3.Buried Automatic Cardioversion Defibrillator
For patients with high-risk patients with a history of syncope or persistent ventricular tachycardia who are not responding to antiarrhythmic drugs, ICD implantation has proven to effectively terminate all ventricular tachycardia and is an effective treatment that can improve the long-term prognosis of the disease means.
4. Surgical treatment
For end-stage patients whose medication is difficult to control, consider heart transplantation.

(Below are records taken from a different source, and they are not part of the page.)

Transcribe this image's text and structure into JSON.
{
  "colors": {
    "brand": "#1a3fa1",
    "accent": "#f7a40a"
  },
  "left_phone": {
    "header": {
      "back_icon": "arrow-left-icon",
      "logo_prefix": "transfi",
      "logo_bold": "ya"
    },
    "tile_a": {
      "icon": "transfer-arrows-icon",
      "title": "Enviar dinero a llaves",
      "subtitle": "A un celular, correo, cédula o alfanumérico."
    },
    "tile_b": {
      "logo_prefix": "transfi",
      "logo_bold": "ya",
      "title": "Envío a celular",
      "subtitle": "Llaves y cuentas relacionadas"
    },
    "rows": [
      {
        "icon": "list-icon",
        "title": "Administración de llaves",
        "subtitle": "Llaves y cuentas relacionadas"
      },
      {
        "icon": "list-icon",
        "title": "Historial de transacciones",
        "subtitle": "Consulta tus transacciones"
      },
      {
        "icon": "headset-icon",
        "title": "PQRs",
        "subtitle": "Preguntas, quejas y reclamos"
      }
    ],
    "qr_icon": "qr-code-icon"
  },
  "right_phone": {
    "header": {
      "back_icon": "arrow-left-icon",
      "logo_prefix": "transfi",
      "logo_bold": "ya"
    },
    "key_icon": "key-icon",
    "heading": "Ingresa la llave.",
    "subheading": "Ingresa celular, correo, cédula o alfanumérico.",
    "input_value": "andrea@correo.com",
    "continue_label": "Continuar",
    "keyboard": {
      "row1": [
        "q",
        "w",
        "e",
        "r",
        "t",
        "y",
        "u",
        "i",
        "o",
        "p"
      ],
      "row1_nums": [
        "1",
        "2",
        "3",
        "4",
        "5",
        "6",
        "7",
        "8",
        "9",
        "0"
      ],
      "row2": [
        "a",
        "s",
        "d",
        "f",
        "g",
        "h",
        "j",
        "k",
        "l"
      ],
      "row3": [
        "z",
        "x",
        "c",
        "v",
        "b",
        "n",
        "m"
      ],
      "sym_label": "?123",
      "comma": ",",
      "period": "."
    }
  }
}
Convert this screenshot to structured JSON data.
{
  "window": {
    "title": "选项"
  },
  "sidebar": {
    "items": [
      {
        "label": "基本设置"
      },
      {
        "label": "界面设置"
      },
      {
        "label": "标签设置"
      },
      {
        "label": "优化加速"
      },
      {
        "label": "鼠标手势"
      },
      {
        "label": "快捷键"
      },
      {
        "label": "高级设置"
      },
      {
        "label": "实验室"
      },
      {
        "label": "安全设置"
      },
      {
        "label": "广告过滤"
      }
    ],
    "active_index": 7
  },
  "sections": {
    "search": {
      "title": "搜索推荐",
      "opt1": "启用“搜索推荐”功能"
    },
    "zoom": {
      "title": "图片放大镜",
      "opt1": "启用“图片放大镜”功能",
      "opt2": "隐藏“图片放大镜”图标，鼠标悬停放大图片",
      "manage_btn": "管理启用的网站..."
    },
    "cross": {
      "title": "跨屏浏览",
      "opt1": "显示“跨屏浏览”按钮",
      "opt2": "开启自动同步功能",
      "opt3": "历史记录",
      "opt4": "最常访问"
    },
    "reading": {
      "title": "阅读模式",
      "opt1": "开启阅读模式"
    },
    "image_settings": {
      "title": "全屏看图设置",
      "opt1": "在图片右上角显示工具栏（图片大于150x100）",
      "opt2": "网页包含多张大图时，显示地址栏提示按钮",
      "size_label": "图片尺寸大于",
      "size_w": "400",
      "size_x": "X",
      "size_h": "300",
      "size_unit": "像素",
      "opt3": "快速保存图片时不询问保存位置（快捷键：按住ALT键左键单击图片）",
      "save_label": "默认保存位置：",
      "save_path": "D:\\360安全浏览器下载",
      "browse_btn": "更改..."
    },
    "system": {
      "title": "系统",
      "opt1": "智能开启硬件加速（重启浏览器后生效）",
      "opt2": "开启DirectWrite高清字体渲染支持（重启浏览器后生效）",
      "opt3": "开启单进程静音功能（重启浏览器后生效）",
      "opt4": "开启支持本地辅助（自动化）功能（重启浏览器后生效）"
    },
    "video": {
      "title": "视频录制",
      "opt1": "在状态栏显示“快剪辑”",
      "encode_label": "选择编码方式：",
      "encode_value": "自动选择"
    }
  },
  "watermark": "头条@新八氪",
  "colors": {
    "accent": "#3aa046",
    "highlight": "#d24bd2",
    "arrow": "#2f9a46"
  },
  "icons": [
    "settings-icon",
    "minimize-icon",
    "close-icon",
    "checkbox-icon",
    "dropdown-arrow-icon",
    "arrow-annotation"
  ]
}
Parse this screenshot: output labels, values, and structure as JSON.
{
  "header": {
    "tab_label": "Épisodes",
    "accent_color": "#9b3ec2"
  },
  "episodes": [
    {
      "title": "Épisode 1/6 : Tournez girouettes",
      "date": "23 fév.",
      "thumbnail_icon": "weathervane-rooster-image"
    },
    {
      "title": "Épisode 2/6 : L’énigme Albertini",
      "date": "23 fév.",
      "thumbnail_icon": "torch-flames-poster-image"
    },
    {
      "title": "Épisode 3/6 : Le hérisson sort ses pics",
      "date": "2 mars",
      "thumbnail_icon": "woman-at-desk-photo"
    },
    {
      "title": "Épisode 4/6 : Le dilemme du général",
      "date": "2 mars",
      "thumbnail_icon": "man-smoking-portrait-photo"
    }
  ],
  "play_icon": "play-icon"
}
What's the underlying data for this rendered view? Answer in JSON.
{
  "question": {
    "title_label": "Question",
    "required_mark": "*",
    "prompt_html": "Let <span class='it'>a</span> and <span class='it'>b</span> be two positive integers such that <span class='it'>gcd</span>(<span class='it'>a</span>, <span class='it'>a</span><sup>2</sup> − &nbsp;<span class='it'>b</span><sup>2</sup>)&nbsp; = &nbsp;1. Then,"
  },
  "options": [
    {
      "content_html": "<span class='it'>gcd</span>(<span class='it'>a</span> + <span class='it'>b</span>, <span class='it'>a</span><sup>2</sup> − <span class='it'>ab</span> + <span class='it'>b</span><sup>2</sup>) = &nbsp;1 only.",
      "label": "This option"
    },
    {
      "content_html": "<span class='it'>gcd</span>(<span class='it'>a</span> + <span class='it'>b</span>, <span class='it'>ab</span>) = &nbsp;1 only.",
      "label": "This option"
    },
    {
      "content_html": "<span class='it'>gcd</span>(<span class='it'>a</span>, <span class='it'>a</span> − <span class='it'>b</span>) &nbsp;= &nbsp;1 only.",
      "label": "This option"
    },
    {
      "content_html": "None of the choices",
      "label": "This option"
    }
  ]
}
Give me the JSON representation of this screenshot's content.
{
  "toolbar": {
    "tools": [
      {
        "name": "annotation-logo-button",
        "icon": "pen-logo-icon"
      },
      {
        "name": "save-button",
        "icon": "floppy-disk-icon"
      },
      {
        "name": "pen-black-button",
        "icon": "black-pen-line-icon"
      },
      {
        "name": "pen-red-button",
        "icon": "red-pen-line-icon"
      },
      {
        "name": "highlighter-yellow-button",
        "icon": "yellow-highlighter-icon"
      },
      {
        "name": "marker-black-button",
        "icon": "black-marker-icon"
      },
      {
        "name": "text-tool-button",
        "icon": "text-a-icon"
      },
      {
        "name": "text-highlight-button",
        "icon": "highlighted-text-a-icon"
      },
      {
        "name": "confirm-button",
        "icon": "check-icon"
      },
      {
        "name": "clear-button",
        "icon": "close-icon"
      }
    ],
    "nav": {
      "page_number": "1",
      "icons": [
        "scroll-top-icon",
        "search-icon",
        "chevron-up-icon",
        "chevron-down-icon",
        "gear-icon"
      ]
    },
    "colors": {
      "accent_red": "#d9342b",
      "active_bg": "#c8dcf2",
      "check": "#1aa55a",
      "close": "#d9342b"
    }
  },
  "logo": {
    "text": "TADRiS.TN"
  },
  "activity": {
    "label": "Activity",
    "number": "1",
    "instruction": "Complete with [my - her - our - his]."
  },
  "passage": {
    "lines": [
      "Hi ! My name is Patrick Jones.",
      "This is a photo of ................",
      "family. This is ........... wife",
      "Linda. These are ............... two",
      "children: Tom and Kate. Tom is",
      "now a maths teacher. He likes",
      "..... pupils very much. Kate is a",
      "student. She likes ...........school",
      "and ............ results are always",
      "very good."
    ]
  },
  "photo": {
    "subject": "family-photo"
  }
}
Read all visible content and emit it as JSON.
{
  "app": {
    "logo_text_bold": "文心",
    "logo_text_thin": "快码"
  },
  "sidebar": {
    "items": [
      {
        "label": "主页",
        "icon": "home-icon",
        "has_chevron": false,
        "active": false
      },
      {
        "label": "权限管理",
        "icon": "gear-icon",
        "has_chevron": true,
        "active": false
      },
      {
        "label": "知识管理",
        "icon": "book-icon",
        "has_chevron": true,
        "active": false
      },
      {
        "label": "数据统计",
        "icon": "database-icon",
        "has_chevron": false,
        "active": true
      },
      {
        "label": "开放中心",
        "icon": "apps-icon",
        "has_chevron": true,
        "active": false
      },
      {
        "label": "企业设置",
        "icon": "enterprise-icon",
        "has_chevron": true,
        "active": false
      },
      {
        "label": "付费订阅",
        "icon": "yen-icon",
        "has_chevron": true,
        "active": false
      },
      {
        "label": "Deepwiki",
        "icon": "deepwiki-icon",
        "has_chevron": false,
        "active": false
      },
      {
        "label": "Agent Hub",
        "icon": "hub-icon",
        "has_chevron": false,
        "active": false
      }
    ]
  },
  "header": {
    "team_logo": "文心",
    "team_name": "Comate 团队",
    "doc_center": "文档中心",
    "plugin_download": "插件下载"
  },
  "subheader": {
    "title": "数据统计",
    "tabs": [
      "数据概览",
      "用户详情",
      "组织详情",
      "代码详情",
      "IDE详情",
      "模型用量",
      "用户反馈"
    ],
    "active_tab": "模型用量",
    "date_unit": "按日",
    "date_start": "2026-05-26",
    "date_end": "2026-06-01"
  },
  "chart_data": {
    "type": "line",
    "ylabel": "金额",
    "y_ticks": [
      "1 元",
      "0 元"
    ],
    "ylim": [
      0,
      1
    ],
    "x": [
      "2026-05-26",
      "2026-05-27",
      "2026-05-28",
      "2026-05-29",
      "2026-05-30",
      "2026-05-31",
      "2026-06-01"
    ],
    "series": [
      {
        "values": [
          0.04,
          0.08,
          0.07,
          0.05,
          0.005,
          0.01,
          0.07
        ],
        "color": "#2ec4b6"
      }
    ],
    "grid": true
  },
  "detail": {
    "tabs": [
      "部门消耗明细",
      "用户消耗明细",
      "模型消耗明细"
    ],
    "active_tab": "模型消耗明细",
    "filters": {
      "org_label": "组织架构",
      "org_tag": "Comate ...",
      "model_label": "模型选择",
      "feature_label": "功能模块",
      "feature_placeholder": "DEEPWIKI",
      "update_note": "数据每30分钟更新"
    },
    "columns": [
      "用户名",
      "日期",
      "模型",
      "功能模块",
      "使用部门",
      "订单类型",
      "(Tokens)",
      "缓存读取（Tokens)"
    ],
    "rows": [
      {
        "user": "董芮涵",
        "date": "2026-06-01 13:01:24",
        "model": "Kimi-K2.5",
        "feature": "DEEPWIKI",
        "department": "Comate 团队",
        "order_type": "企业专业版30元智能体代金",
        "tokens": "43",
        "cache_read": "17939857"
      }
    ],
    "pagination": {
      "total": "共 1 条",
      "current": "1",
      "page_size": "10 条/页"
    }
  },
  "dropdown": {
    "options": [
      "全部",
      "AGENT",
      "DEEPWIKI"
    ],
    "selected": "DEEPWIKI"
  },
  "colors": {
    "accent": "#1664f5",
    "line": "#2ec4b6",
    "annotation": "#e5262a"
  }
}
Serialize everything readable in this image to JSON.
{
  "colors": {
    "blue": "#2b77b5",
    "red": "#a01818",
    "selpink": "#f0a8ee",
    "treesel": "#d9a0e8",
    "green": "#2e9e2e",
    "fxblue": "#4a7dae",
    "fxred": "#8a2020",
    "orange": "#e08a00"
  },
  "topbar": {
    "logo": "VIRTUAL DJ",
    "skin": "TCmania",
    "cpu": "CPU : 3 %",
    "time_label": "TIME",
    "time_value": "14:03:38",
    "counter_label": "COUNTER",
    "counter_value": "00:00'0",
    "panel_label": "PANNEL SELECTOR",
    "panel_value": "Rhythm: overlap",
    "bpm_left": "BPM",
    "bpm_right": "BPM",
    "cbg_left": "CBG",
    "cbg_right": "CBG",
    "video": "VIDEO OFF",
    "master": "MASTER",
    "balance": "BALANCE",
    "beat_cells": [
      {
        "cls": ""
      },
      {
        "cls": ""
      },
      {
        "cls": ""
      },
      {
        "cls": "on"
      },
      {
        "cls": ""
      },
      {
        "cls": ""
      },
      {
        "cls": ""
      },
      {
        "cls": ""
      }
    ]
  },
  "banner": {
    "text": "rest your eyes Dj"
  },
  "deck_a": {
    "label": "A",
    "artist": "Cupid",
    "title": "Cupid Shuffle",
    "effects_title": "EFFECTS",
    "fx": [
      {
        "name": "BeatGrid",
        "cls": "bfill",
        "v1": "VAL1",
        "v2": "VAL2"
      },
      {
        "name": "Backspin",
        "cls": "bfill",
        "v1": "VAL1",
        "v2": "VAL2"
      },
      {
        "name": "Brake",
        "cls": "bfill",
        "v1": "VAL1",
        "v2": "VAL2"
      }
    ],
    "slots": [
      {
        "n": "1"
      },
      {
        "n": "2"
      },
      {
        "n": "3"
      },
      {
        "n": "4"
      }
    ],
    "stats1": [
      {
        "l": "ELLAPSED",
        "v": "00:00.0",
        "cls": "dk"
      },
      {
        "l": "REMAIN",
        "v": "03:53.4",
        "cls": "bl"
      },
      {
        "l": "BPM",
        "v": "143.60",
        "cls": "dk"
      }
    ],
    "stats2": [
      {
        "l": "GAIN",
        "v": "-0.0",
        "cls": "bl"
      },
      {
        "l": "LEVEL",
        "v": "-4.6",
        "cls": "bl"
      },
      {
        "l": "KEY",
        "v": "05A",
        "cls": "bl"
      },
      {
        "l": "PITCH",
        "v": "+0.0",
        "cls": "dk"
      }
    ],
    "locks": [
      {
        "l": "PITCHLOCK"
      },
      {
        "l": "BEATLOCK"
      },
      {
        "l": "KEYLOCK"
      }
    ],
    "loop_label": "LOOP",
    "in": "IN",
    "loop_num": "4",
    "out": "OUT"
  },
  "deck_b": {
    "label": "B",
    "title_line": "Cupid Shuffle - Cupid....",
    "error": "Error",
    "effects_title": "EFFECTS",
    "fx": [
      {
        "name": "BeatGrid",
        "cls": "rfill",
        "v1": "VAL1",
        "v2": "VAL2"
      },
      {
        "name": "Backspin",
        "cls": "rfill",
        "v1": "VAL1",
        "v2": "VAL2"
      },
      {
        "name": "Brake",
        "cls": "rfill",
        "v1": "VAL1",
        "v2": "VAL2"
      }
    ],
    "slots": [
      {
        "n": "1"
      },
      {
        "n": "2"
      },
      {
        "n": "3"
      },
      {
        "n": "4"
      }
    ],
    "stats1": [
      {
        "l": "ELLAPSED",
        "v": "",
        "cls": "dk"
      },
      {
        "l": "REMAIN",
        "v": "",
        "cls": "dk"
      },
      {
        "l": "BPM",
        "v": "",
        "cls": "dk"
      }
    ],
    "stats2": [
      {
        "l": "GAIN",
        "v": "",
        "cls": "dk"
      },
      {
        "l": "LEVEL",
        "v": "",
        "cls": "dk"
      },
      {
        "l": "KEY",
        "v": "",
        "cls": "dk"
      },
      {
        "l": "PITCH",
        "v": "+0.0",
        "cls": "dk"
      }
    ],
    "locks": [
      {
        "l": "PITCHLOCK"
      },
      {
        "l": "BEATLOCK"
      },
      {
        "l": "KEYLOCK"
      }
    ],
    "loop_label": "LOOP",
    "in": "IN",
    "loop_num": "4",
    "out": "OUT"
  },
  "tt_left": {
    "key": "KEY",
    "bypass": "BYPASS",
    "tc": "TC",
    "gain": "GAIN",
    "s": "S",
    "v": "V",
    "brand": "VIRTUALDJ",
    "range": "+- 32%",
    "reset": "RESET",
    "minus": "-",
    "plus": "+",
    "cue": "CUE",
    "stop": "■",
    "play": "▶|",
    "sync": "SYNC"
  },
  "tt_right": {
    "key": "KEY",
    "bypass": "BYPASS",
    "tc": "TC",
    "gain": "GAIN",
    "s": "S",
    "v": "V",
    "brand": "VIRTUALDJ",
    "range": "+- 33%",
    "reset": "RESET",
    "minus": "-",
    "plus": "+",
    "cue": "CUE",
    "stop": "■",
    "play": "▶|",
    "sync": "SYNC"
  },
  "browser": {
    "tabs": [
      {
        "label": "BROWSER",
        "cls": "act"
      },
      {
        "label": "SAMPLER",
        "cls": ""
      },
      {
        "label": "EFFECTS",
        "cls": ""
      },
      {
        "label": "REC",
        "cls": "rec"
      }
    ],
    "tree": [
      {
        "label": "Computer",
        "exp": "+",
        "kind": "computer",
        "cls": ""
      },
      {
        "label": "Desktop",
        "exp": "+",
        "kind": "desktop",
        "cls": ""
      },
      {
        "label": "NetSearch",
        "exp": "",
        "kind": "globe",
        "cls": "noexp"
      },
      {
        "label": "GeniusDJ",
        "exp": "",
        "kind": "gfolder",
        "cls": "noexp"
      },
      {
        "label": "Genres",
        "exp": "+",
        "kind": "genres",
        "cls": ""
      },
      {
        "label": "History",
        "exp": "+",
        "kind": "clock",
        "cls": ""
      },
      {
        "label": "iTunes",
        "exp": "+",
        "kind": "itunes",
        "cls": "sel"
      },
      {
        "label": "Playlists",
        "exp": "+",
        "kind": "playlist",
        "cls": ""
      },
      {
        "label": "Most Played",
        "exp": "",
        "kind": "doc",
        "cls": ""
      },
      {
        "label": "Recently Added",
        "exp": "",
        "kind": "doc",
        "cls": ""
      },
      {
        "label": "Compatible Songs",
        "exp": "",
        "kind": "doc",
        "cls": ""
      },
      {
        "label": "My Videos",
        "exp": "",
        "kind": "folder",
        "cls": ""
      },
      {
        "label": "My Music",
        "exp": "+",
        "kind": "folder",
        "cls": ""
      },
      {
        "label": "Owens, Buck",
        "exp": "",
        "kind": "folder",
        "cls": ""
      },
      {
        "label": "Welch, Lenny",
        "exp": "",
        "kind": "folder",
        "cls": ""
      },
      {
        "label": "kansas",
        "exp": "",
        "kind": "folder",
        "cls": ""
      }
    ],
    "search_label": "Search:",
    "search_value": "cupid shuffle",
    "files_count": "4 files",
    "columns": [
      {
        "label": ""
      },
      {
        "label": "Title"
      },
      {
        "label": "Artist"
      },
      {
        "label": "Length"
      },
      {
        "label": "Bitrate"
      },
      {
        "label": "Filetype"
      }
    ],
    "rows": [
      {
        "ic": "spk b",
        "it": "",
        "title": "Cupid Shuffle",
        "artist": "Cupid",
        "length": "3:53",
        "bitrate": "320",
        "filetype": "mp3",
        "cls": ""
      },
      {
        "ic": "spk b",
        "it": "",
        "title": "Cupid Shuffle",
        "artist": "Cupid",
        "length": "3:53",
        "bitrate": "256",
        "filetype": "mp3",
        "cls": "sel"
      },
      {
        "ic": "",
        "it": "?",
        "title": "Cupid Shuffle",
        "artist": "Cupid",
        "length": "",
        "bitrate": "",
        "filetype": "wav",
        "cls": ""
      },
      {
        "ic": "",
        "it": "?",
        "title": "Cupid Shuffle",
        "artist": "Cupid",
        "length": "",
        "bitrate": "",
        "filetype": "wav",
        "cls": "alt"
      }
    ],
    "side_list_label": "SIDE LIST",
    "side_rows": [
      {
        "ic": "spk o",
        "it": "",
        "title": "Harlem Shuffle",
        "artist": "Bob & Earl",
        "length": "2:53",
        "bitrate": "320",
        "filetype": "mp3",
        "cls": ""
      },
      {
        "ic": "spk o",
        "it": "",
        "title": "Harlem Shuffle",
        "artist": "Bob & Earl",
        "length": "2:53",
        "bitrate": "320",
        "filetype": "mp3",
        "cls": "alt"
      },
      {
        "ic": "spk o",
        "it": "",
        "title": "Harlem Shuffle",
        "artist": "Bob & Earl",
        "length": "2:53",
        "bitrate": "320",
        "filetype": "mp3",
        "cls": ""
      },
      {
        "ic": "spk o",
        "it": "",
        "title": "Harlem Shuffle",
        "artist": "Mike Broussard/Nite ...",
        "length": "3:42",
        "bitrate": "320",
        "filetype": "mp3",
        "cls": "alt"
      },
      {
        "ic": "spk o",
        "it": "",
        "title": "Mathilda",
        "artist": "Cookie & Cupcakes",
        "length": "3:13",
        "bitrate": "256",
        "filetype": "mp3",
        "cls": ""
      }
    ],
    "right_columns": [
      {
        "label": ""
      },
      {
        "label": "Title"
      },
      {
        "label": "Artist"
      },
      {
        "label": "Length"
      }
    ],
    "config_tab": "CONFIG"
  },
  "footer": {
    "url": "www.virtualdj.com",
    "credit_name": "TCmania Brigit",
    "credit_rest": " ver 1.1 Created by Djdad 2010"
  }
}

Prognosis of arrhythmogenic right ventricular cardiomyopathy

ARVD / C is a chronic progressive disease. In some patients, the condition is stable for a long time. This is because patients with this disease generally maintain good left ventricular function, and less ventricular tachycardia develops into ventricular fibrillation. However, with a history of syncope, especially those with recurrent syncope, the prognosis is poor. In addition, the risk of sudden death is higher in patients with left ventricular involvement; those with obvious right ventricular wall motion abnormalities or difficult to control ventricular tachycardia on echocardiography or ventricular angiography also have a worse prognosis.